Saturday, April 17, 2010

What happened to the Neutrino?

I have absolutely no fucking idea.

There are reviews abound around the net of this cool little beast. There are at least two unboxing videos and various specs and product shots, and various onine stores list it (granted, as "out of stock", but still, it's not a ghost). No stores carry them. No online stores have them in stock. There were a grand total of two listed globally on Ebay (one of those is now sitting in the Canadian customs office in Toronto, waiting to get shipped to me next week).

OCZ's product page is, shall we say, unhelpful. The interesting bit is that they still have a press release circa 2009 that lists OCZ as a "DIY netbook solution", and contains a link to that product page I mentioned. Their DIY notebook section lists nothing, and their End Of Life products make no mention of the pint-sized hulk. There's plenty of noise on the OCZ Forum (including a guide for getting OS X running on the Neutrino, which doesn't surprise me because with the right extra gear, that netbook could actually be more powerful spec-wise than my iMac desktop).

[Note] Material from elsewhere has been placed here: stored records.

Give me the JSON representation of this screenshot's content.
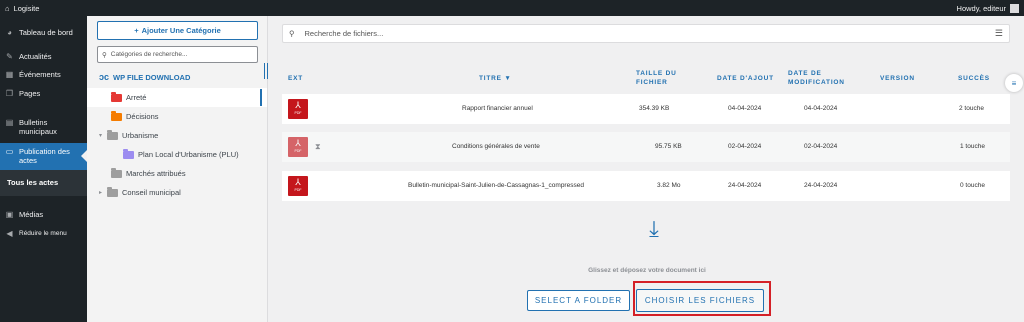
{
  "adminbar": {
    "site_name": "Logisite",
    "user_greeting": "Howdy, editeur"
  },
  "wpmenu": {
    "items": [
      {
        "label": "Tableau de bord",
        "icon": "dashboard-icon"
      },
      {
        "label": "Actualités",
        "icon": "pin-icon"
      },
      {
        "label": "Événements",
        "icon": "calendar-icon"
      },
      {
        "label": "Pages",
        "icon": "pages-icon"
      },
      {
        "label": "Bulletins municipaux",
        "icon": "document-icon"
      },
      {
        "label": "Publication des actes",
        "icon": "folder-icon"
      },
      {
        "label": "Médias",
        "icon": "media-icon"
      },
      {
        "label": "Réduire le menu",
        "icon": "collapse-icon"
      }
    ],
    "submenu": {
      "label": "Tous les actes"
    }
  },
  "categories": {
    "add_label": "Ajouter Une Catégorie",
    "search_placeholder": "Catégories de recherche...",
    "brand": "WP FILE DOWNLOAD",
    "tree": [
      {
        "label": "Arreté",
        "color": "#e53935",
        "depth": 0,
        "caret": "",
        "selected": true
      },
      {
        "label": "Décisions",
        "color": "#f57c00",
        "depth": 0,
        "caret": ""
      },
      {
        "label": "Urbanisme",
        "color": "#9e9e9e",
        "depth": 0,
        "caret": "▾"
      },
      {
        "label": "Plan Local d'Urbanisme (PLU)",
        "color": "#9c8cf0",
        "depth": 1,
        "caret": ""
      },
      {
        "label": "Marchés attribués",
        "color": "#9e9e9e",
        "depth": 0,
        "caret": ""
      },
      {
        "label": "Conseil municipal",
        "color": "#9e9e9e",
        "depth": 0,
        "caret": "▸"
      }
    ]
  },
  "main": {
    "search_placeholder": "Recherche de fichiers...",
    "columns": {
      "ext": "EXT",
      "title": "TITRE ▼",
      "size_line1": "TAILLE DU",
      "size_line2": "FICHIER",
      "date_added": "DATE D'AJOUT",
      "date_mod_line1": "DATE DE",
      "date_mod_line2": "MODIFICATION",
      "version": "VERSION",
      "hits": "SUCCÈS"
    },
    "files": [
      {
        "ext": "PDF",
        "title": "Rapport financier annuel",
        "size": "354.39 KB",
        "date_added": "04-04-2024",
        "date_modified": "04-04-2024",
        "version": "",
        "hits": "2 touche",
        "pending": false
      },
      {
        "ext": "PDF",
        "title": "Conditions générales de vente",
        "size": "95.75 KB",
        "date_added": "02-04-2024",
        "date_modified": "02-04-2024",
        "version": "",
        "hits": "1 touche",
        "pending": true
      },
      {
        "ext": "PDF",
        "title": "Bulletin-municipal-Saint-Julien-de-Cassagnas-1_compressed",
        "size": "3.82 Mo",
        "date_added": "24-04-2024",
        "date_modified": "24-04-2024",
        "version": "",
        "hits": "0 touche",
        "pending": false
      }
    ],
    "dropzone_text": "Glissez et déposez votre document ici",
    "select_folder_label": "SELECT A FOLDER",
    "choose_files_label": "CHOISIR LES FICHIERS"
  },
  "colors": {
    "accent": "#2271b1",
    "sidebar": "#1d2327",
    "highlight": "#d42027",
    "pdf": "#c4161c"
  }
}
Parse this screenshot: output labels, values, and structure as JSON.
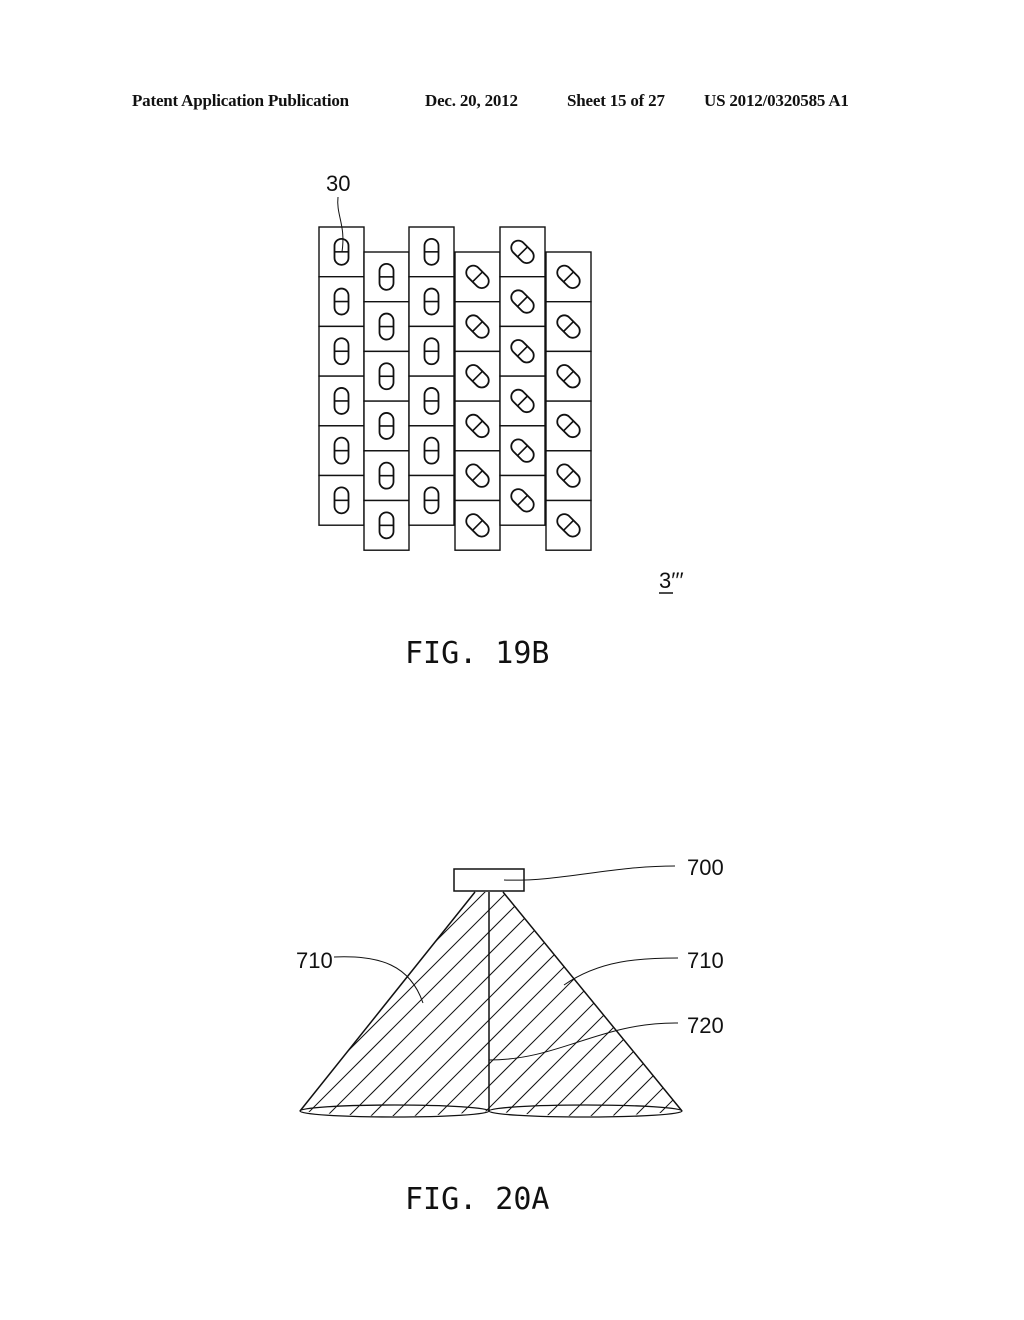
{
  "header": {
    "publication": "Patent Application Publication",
    "date": "Dec. 20, 2012",
    "sheet": "Sheet 15 of 27",
    "patent_number": "US 2012/0320585 A1"
  },
  "fig19b": {
    "caption": "FIG. 19B",
    "ref_label": "30",
    "array_label": "3′′′",
    "columns": [
      {
        "orientation": "vertical",
        "offset": "high",
        "cells": 6
      },
      {
        "orientation": "vertical",
        "offset": "low",
        "cells": 6
      },
      {
        "orientation": "vertical",
        "offset": "high",
        "cells": 6
      },
      {
        "orientation": "diagonal",
        "offset": "low",
        "cells": 6
      },
      {
        "orientation": "diagonal",
        "offset": "high",
        "cells": 6
      },
      {
        "orientation": "diagonal",
        "offset": "low",
        "cells": 6
      }
    ]
  },
  "fig20a": {
    "caption": "FIG. 20A",
    "labels": {
      "source": "700",
      "beam_left": "710",
      "beam_right": "710",
      "divider": "720"
    }
  }
}
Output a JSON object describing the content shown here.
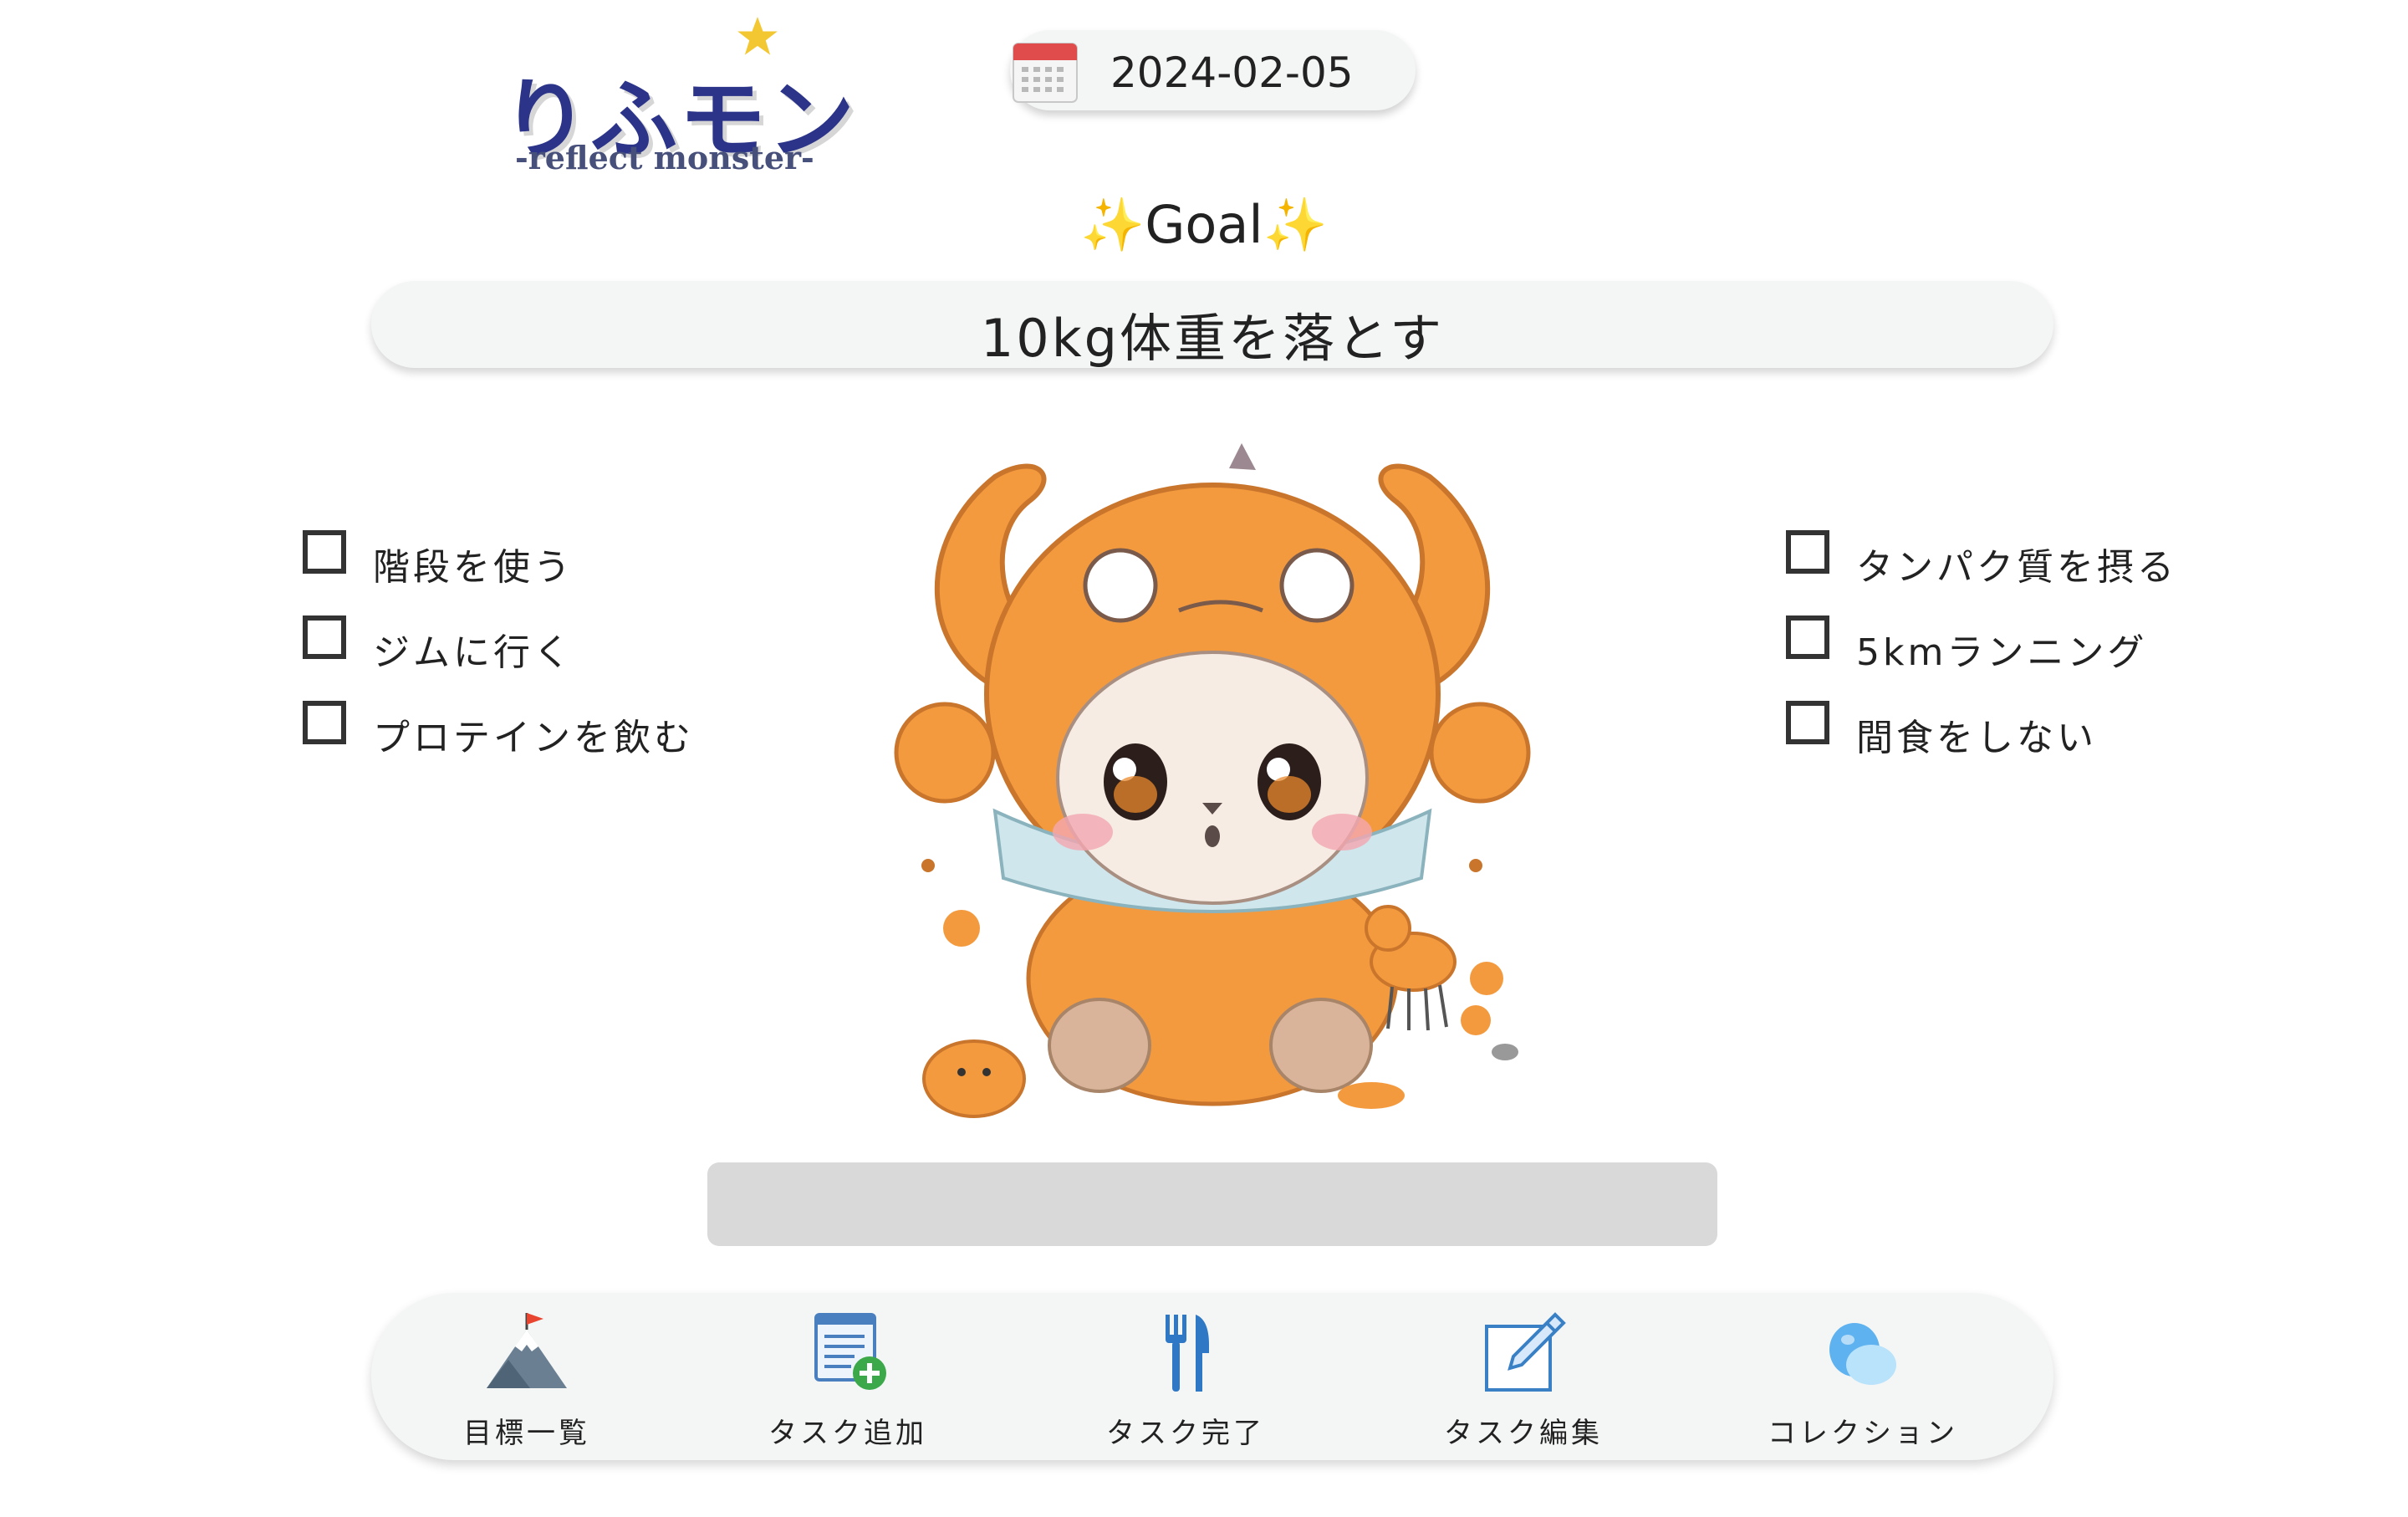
{
  "app": {
    "logo_title": "りふモン",
    "logo_subtitle": "-reflect monster-"
  },
  "date": {
    "value": "2024-02-05",
    "icon": "calendar-icon"
  },
  "goal": {
    "heading_prefix": "✨",
    "heading": "Goal",
    "heading_suffix": "✨",
    "text": "10kg体重を落とす"
  },
  "tasks_left": [
    {
      "label": "階段を使う",
      "checked": false
    },
    {
      "label": "ジムに行く",
      "checked": false
    },
    {
      "label": "プロテインを飲む",
      "checked": false
    }
  ],
  "tasks_right": [
    {
      "label": "タンパク質を摂る",
      "checked": false
    },
    {
      "label": "5kmランニング",
      "checked": false
    },
    {
      "label": "間食をしない",
      "checked": false
    }
  ],
  "progress": {
    "value": 0
  },
  "nav": [
    {
      "label": "目標一覧",
      "icon": "mountain-flag-icon"
    },
    {
      "label": "タスク追加",
      "icon": "add-task-icon"
    },
    {
      "label": "タスク完了",
      "icon": "fork-knife-icon"
    },
    {
      "label": "タスク編集",
      "icon": "edit-pencil-icon"
    },
    {
      "label": "コレクション",
      "icon": "collection-bubbles-icon"
    }
  ],
  "colors": {
    "logo": "#2b3489",
    "monster_orange": "#f39a3f",
    "pill_bg": "#f4f6f5",
    "progress_track": "#d9d9d9"
  }
}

That's it though. Had I not lucked out on Ebay, I wouldn't be able to get one of these, and I'm not sure why given that it doesn't seem to be discontinued.

Why the questions? I'm glad you asked. It's because this seems like such a badass idea that I have to support it. They made a netbook you could feed commodity parts. No special ram, none of this HP Mini expansion port bullshit where they try to sell you a $70 cable so that you can connect it to an external monitor, no 1.8 inch hard drives. It's all standard laptop gear, so if you're a computer nerd like me, you already have the components lying around to make it cool. The units come without RAM or HHD, but because it uses standard 2.5 inch SATA drives, you can use some standard laptop RAM and SSD and get the thing up to standard laptop performance level. It could democratize netbooks in a pretty fundamental way, and remove much of the need for traditional laptops, if people could get it.